Mon
19th
19th
Jul
2010
2010
I grew up in Virginia, in the flat land not near but not far from the ocean. I never remember thinking about the landscape. What I remember was looking out the backseat window at countless, grey columns as we drove alongside another piney woods. We didn’t have vistas where I come from.They put me on the C&O train every summer and sent me to Kentucky to visit. The train was somewhere in the hills near Ashland by daybreak and I stayed awake every year so I could watch Kentucky beginning to stir. Farmers would be coming along the path from the outhouse in first light and I studied the pictures their farmsteads made composed there against the near hill and I would wonder what these silhouettes would be doing after breakfast.
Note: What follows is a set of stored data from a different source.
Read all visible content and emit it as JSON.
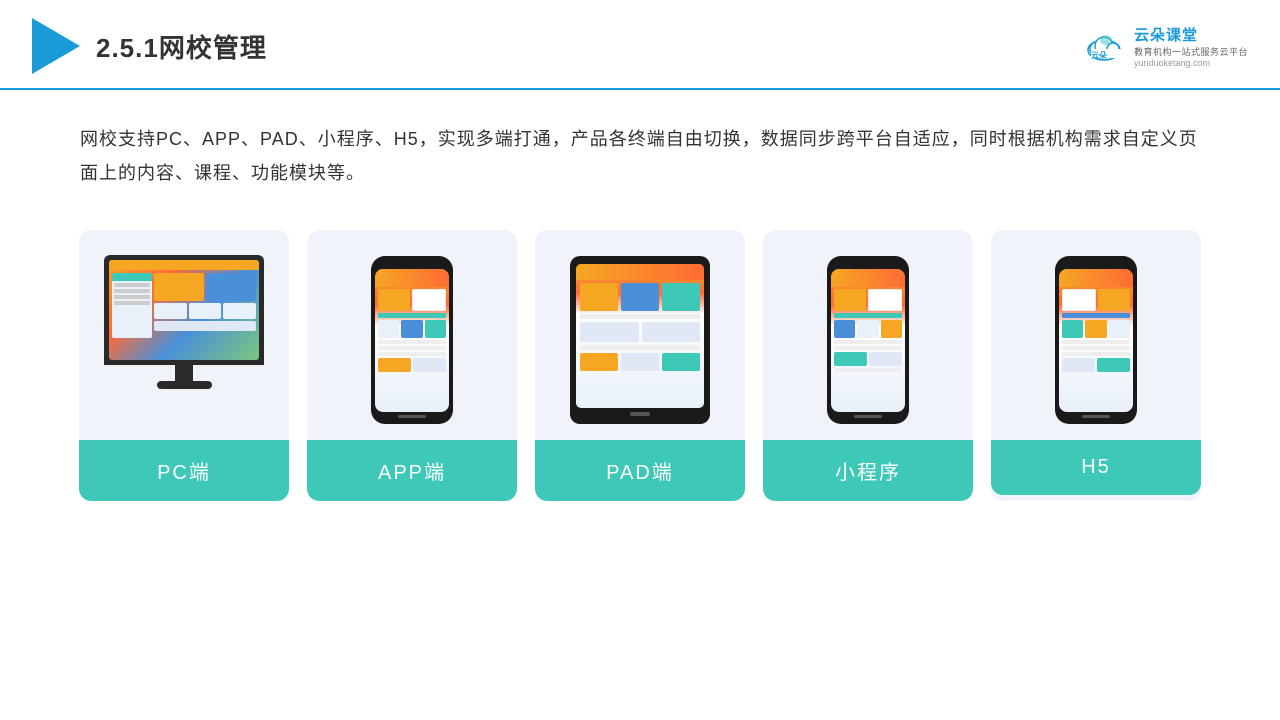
{
  "header": {
    "title": "2.5.1网校管理",
    "brand": {
      "name": "云朵课堂",
      "url": "yunduoketang.com",
      "subtitle": "教育机构一站式服务云平台"
    }
  },
  "description": "网校支持PC、APP、PAD、小程序、H5，实现多端打通，产品各终端自由切换，数据同步跨平台自适应，同时根据机构需求自定义页面上的内容、课程、功能模块等。",
  "cards": [
    {
      "id": "pc",
      "label": "PC端",
      "device": "pc"
    },
    {
      "id": "app",
      "label": "APP端",
      "device": "phone"
    },
    {
      "id": "pad",
      "label": "PAD端",
      "device": "tablet"
    },
    {
      "id": "miniprogram",
      "label": "小程序",
      "device": "phone"
    },
    {
      "id": "h5",
      "label": "H5",
      "device": "phone"
    }
  ],
  "colors": {
    "accent": "#3dc8b8",
    "header_line": "#1a9bd7",
    "text": "#333333"
  }
}
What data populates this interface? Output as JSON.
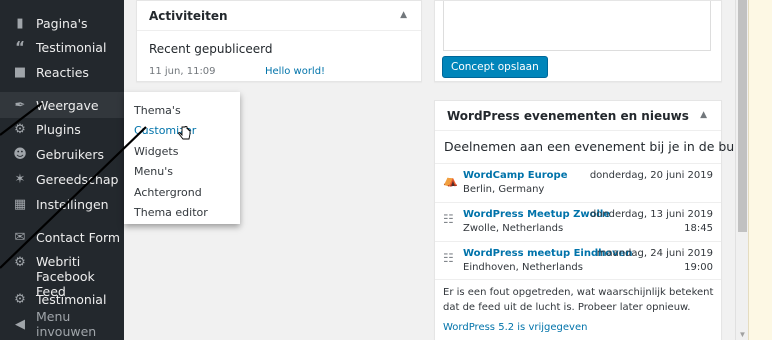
{
  "sidebar": {
    "items": [
      {
        "label": "Pagina's",
        "icon": "page-icon"
      },
      {
        "label": "Testimonial",
        "icon": "quote-icon"
      },
      {
        "label": "Reacties",
        "icon": "comment-icon"
      },
      {
        "label": "Weergave",
        "icon": "brush-icon"
      },
      {
        "label": "Plugins",
        "icon": "plugin-icon"
      },
      {
        "label": "Gebruikers",
        "icon": "users-icon"
      },
      {
        "label": "Gereedschap",
        "icon": "wrench-icon"
      },
      {
        "label": "Instellingen",
        "icon": "settings-icon"
      },
      {
        "label": "Contact Form",
        "icon": "mail-icon"
      },
      {
        "label": "Webriti Facebook Feed",
        "icon": "gear-icon"
      },
      {
        "label": "Testimonial",
        "icon": "gear-icon"
      },
      {
        "label": "Menu invouwen",
        "icon": "collapse-icon"
      }
    ]
  },
  "flyout": {
    "items": [
      "Thema's",
      "Customizer",
      "Widgets",
      "Menu's",
      "Achtergrond",
      "Thema editor"
    ]
  },
  "activity": {
    "title": "Activiteiten",
    "recent_label": "Recent gepubliceerd",
    "date": "11 jun, 11:09",
    "post_link": "Hello world!"
  },
  "draft": {
    "button_label": "Concept opslaan"
  },
  "events": {
    "title": "WordPress evenementen en nieuws",
    "intro": "Deelnemen aan een evenement bij je in de buurt.",
    "items": [
      {
        "title": "WordCamp Europe",
        "location": "Berlin, Germany",
        "date": "donderdag, 20 juni 2019",
        "time": "",
        "icon": "wordcamp-icon"
      },
      {
        "title": "WordPress Meetup Zwolle",
        "location": "Zwolle, Netherlands",
        "date": "donderdag, 13 juni 2019",
        "time": "18:45",
        "icon": "meetup-icon"
      },
      {
        "title": "WordPress meetup Eindhoven",
        "location": "Eindhoven, Netherlands",
        "date": "maandag, 24 juni 2019",
        "time": "19:00",
        "icon": "meetup-icon"
      }
    ],
    "error_text": "Er is een fout opgetreden, wat waarschijnlijk betekent dat de feed uit de lucht is. Probeer later opnieuw.",
    "news_link": "WordPress 5.2 is vrijgegeven"
  },
  "colors": {
    "sidebar_bg": "#23282d",
    "accent": "#0073aa",
    "button": "#0085ba"
  }
}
I am marginally interested in the fussed over landscapes of the Central Bluegrass. I do find wilderness areas delicious to smell and aesthetically satisfying, but it is the worked land which supports a single family with varying degrees of difficulty or ease that I find most arresting, that comes mind when I think about ‘landscape’. Fence rows gone to honeysuckle but still working, great breasts and buttocks of dried winter grass folding down to an iridescent green thatch of winter rye tagging last year’s tobacco patch: the beauty takes my breath. But there is more. Any one of these visions carries a subliminal sense of how some human is going to touch that piece of land this year.
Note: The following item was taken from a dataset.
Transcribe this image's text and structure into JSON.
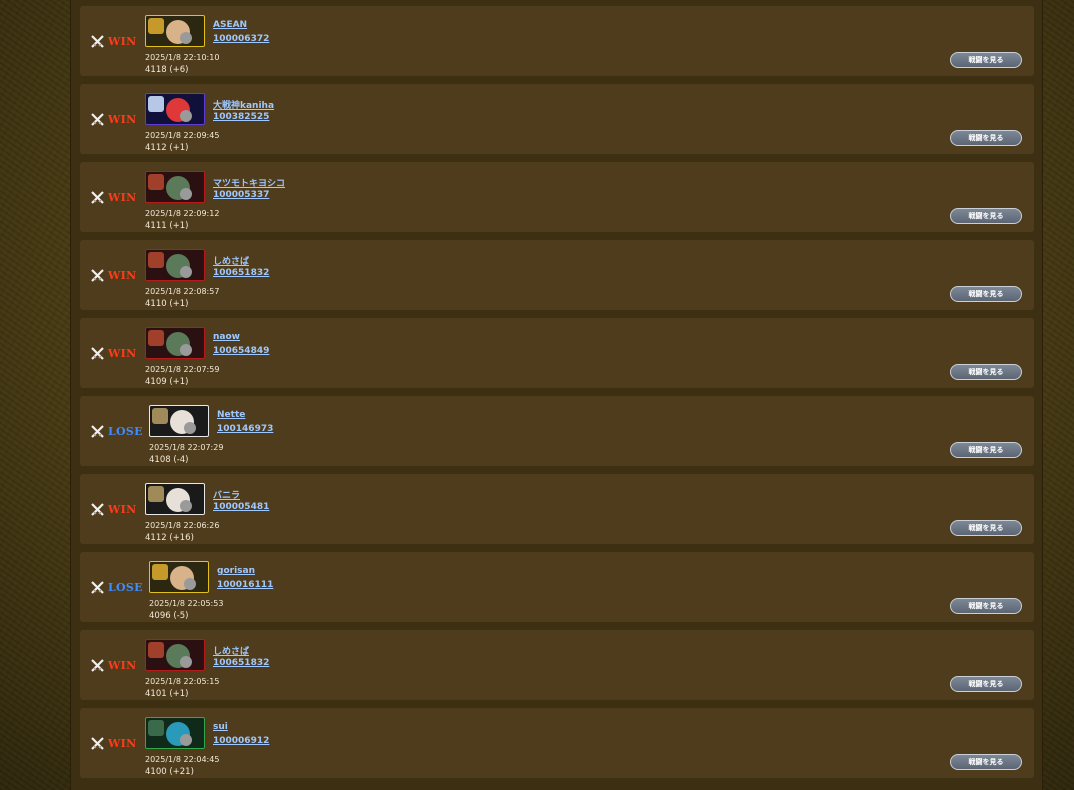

— Sarah Tate, reflecting on the three thoughts that come to her mind when considering the Southern landscape, this being the first one: 1. But it is the worked land, as published in an exhibit catalog, A Place Not Forgotten: Landscapes of the South from the Morris Museum of Art. (Lexington, KY: University of Kentucky Art Museum, 1999), 73. Her other two thoughts are 2. After a while you come to know, on the cyclical rhythm of nature, and 3. Until you are beyond sated, on the extravagance of the Southern landscape.